I don’t care about money. Actually, that’s not quite true… I do care about it, but not in a materialistic way.

I’m forced through circumstance (lack of full time teaching jobs in my area, being unable to drive and a son who needs more than usual maternal attention due to being Aspergers) to remain a stay at home mum. So I write books, publish them myself (as best I can) and volunteer in the community as a Guider.

My partner, having been thrown out of one industry for being Dyslexic and undiagnosed Aspergers, is changing career to one that suits him as a person and looking for work. Unfortunately, it’s one of those careers that (like writing) is very difficult to get into without a lot of experience. Which he doesn’t have, despite being talented at his chosen career.

I care about money because we need it to live; you can’t buy food or energy without it and the prices are getting higher every week as the more materialistic of the human race try to pull as much of the world’s money into their personal accounts.

My writing makes a little bit of money. The rest (because of the aforementioned circumstances) we have to get through the benefits system. Which people higher up the money chain are trying to pull out from under us because they think that we don’t deserve it or that we are taking too much from the country and not giving back at all.

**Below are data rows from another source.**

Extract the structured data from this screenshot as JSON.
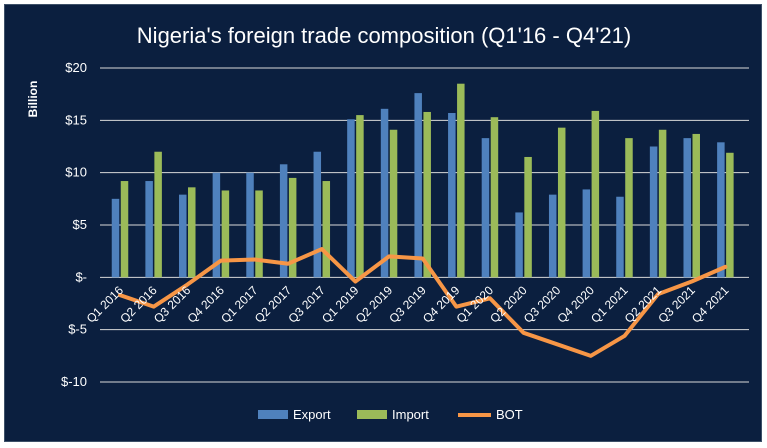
{
  "chart_data": {
    "type": "bar",
    "title": "Nigeria's foreign trade composition (Q1'16 - Q4'21)",
    "ylabel": "Billion",
    "xlabel": "",
    "ylim": [
      -10,
      20
    ],
    "yticks": [
      {
        "value": 20,
        "label": "$20"
      },
      {
        "value": 15,
        "label": "$15"
      },
      {
        "value": 10,
        "label": "$10"
      },
      {
        "value": 5,
        "label": "$5"
      },
      {
        "value": 0,
        "label": "$-"
      },
      {
        "value": -5,
        "label": "$-5"
      },
      {
        "value": -10,
        "label": "$-10"
      }
    ],
    "grid": true,
    "legend_position": "bottom",
    "categories": [
      "Q1 2016",
      "Q2 2016",
      "Q3 2016",
      "Q4 2016",
      "Q1 2017",
      "Q2 2017",
      "Q3 2017",
      "Q1 2019",
      "Q2 2019",
      "Q3 2019",
      "Q4 2019",
      "Q1 2020",
      "Q2 2020",
      "Q3 2020",
      "Q4 2020",
      "Q1 2021",
      "Q2 2021",
      "Q3 2021",
      "Q4 2021"
    ],
    "series": [
      {
        "name": "Export",
        "kind": "bar",
        "color": "#4f81bd",
        "values": [
          7.5,
          9.2,
          7.9,
          10.0,
          10.0,
          10.8,
          12.0,
          15.1,
          16.1,
          17.6,
          15.7,
          13.3,
          6.2,
          7.9,
          8.4,
          7.7,
          12.5,
          13.3,
          12.9
        ]
      },
      {
        "name": "Import",
        "kind": "bar",
        "color": "#9bbb59",
        "values": [
          9.2,
          12.0,
          8.6,
          8.3,
          8.3,
          9.5,
          9.2,
          15.5,
          14.1,
          15.8,
          18.5,
          15.3,
          11.5,
          14.3,
          15.9,
          13.3,
          14.1,
          13.7,
          11.9
        ]
      },
      {
        "name": "BOT",
        "kind": "line",
        "color": "#f79646",
        "values": [
          -1.7,
          -2.8,
          -0.7,
          1.6,
          1.7,
          1.3,
          2.7,
          -0.4,
          2.0,
          1.8,
          -2.8,
          -2.0,
          -5.3,
          -6.4,
          -7.5,
          -5.6,
          -1.6,
          -0.4,
          1.0
        ]
      }
    ]
  }
}
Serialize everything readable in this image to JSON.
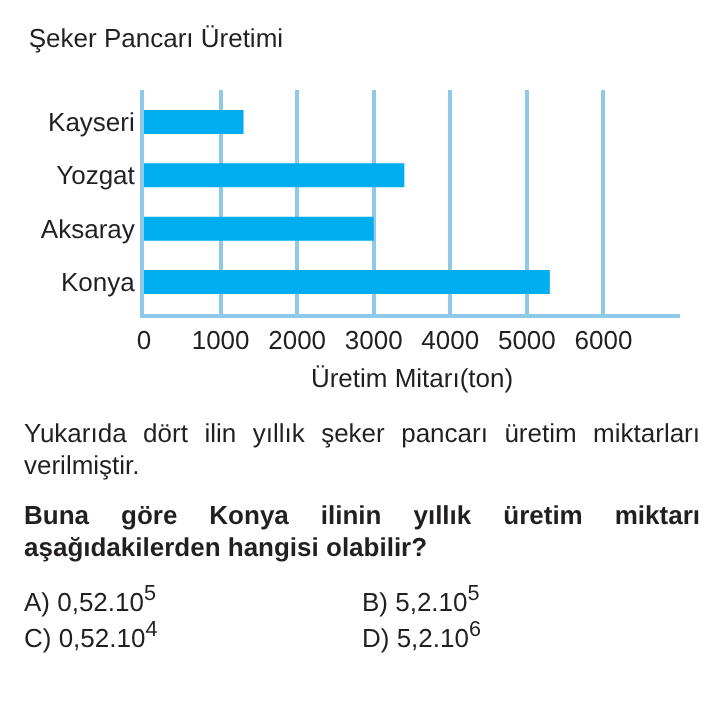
{
  "chart_data": {
    "type": "bar",
    "orientation": "horizontal",
    "title": "Şeker Pancarı Üretimi",
    "xlabel": "Üretim Mitarı(ton)",
    "categories": [
      "Kayseri",
      "Yozgat",
      "Aksaray",
      "Konya"
    ],
    "values": [
      1300,
      3400,
      3000,
      5300
    ],
    "color": "#00aeef",
    "xlim": [
      0,
      7000
    ],
    "xticks": [
      0,
      1000,
      2000,
      3000,
      4000,
      5000,
      6000
    ],
    "grid": "x",
    "annotations": [
      "Yukarıda dört ilin yıllık şeker pancarı üretim miktarları verilmiştir.",
      "Buna göre Konya ilinin yıllık üretim miktarı aşağıdakilerden hangisi olabilir?",
      "A) 0,52.10$^{5}$",
      "B) 5,2.10$^{5}$",
      "C) 0,52.10$^{4}$",
      "D) 5,2.10$^{6}$"
    ]
  }
}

It’s a grapefruit juice bubble existence.

Sooner or later (the latter please!) it is going to be bitten into and who knows what comes next?

 

I’m not sure that I am making any sense at the moment – blame it on Sprog, he/she seems to enjoy making me write oddly – so I will leave you with this:

 

Read “Wool” by Hugh Howey.

Enjoy the words as they burst on your mind, revel in the wonderful story, then think about what he is telling us about our world.

 

And when the next chance comes for you to vote in an election of some sort, consider what the party you are going to vote for would do with the country you live in.

Would they make it better for everyone or just for themselves?